Complaining, when done properly, can be beneficial to your mental and physical health. See here, here, and here.

But, when done wrong it can make matters worse. It can make a mountain out a molehill.

Example

Some of you may have seen our Complaint Project bands. They are a reminder of the 21 Day Challenge.

When I was ordering the bands I had all sorts of issues with the vendor. When some people have an issue they are quick to run to Twitter to throw up a 140 character tweet demanding justice. Others tell anyone and everyone they know about the issue. Is this helpful to the vendor? Is this helpful to the next person to use this vendor?

I’m not perfect, I wanted to run to Twitter, but decided that wasn’t a good idea, it wasn’t helpful to fix the issue.

What I did was contact the company, tell them what the issue was. Incorporate a screencast showing them what actually was wrong. Give them a chance to make it right.

Complaint Triggers

Remember our definition of a complaint: describing an event or person negatively without indicating the next steps to fix the problem.

Here are some basic examples of complaints:

  • I wish my boss would stop emailing me about every single thing.
  • I’m overweight and can’t stop eating.
  • Did you hear about Sue, I can’t believe she did that.

Here are some ways to turn those into constructive feedback.

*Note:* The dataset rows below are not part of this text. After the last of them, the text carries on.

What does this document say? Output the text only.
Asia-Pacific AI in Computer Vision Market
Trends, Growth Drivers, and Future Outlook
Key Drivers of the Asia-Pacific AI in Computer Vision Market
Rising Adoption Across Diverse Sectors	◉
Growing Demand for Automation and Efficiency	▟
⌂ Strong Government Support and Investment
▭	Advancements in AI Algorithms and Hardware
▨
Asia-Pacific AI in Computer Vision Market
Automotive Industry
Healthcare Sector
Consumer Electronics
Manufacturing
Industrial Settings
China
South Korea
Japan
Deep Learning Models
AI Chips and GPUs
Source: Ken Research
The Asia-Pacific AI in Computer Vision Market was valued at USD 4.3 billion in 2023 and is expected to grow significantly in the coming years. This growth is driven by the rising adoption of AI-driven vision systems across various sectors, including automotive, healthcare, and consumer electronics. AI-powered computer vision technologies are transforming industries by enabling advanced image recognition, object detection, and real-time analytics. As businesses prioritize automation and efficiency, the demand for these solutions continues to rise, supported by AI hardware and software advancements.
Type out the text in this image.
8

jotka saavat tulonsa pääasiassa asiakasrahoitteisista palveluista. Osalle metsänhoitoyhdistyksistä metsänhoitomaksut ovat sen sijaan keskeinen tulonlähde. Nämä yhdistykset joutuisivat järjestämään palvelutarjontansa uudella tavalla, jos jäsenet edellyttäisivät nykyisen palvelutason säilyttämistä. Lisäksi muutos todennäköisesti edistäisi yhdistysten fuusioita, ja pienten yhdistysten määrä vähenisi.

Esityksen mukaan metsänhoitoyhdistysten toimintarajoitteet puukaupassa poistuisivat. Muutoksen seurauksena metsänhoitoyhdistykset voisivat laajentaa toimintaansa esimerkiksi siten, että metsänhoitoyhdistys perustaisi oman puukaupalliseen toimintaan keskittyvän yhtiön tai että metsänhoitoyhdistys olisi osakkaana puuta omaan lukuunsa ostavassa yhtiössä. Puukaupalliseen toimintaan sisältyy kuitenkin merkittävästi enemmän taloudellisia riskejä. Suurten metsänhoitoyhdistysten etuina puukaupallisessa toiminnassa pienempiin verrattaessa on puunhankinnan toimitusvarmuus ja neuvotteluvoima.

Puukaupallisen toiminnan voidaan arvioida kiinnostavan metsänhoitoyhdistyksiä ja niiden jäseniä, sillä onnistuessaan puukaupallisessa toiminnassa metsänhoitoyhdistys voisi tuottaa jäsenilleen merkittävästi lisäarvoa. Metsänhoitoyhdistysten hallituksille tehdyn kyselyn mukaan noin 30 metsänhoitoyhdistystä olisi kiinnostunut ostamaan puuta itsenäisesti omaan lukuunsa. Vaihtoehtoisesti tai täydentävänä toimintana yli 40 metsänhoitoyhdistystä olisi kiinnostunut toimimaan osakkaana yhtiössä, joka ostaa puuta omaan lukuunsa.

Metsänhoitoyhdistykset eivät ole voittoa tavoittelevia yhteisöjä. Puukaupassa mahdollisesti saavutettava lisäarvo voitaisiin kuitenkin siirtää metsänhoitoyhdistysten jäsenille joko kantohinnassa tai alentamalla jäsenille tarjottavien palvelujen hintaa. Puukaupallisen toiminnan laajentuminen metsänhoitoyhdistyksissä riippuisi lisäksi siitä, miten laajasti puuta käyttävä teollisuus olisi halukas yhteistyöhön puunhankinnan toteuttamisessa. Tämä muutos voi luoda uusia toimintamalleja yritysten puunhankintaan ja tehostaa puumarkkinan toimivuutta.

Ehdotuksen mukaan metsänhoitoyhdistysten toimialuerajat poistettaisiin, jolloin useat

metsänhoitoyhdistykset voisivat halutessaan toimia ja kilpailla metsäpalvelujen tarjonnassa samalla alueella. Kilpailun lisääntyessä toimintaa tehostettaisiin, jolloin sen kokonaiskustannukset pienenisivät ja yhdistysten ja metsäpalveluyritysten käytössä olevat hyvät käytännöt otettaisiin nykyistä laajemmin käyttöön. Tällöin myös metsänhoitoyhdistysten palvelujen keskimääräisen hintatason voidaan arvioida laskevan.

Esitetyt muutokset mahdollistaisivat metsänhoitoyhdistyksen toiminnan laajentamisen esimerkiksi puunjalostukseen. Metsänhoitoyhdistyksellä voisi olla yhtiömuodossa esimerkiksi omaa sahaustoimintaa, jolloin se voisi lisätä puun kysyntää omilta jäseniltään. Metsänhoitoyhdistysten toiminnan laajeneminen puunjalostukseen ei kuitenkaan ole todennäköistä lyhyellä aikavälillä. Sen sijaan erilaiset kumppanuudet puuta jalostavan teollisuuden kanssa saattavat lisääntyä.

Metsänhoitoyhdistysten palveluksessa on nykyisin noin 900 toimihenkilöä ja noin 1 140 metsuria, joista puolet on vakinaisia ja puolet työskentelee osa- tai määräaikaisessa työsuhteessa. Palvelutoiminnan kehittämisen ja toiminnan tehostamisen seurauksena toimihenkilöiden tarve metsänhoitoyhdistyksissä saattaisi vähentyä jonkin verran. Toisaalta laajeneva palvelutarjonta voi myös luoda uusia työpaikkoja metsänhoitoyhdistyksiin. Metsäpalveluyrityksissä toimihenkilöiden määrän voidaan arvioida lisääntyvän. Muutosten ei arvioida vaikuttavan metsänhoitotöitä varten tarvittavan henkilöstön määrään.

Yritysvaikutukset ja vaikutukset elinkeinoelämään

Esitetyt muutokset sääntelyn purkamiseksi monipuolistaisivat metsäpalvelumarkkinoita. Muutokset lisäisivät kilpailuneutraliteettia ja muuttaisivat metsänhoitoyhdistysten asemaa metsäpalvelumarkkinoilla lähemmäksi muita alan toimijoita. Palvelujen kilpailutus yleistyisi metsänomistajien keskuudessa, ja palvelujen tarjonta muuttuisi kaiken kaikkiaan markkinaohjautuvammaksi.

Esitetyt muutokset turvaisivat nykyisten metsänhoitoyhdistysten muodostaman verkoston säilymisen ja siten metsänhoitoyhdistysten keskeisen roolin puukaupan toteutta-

  • My boss won’t stop emailing me, I’m going to talk to him about this and see if we can limit these.
  • I’m overweight, I’m going to join the gym and watch what I eat.
  • *silence … don’t say anything*

There are certain buzzwords or trigger words, that usually come before a complaint. Try and catch yourself saying these then stop before the complaint comes out.

I wish …
Can you believe …
I’m never …
Why don’t you ….

Catch yourself saying these. Ask others to listen for these words to come out of your mouth and help you to stop.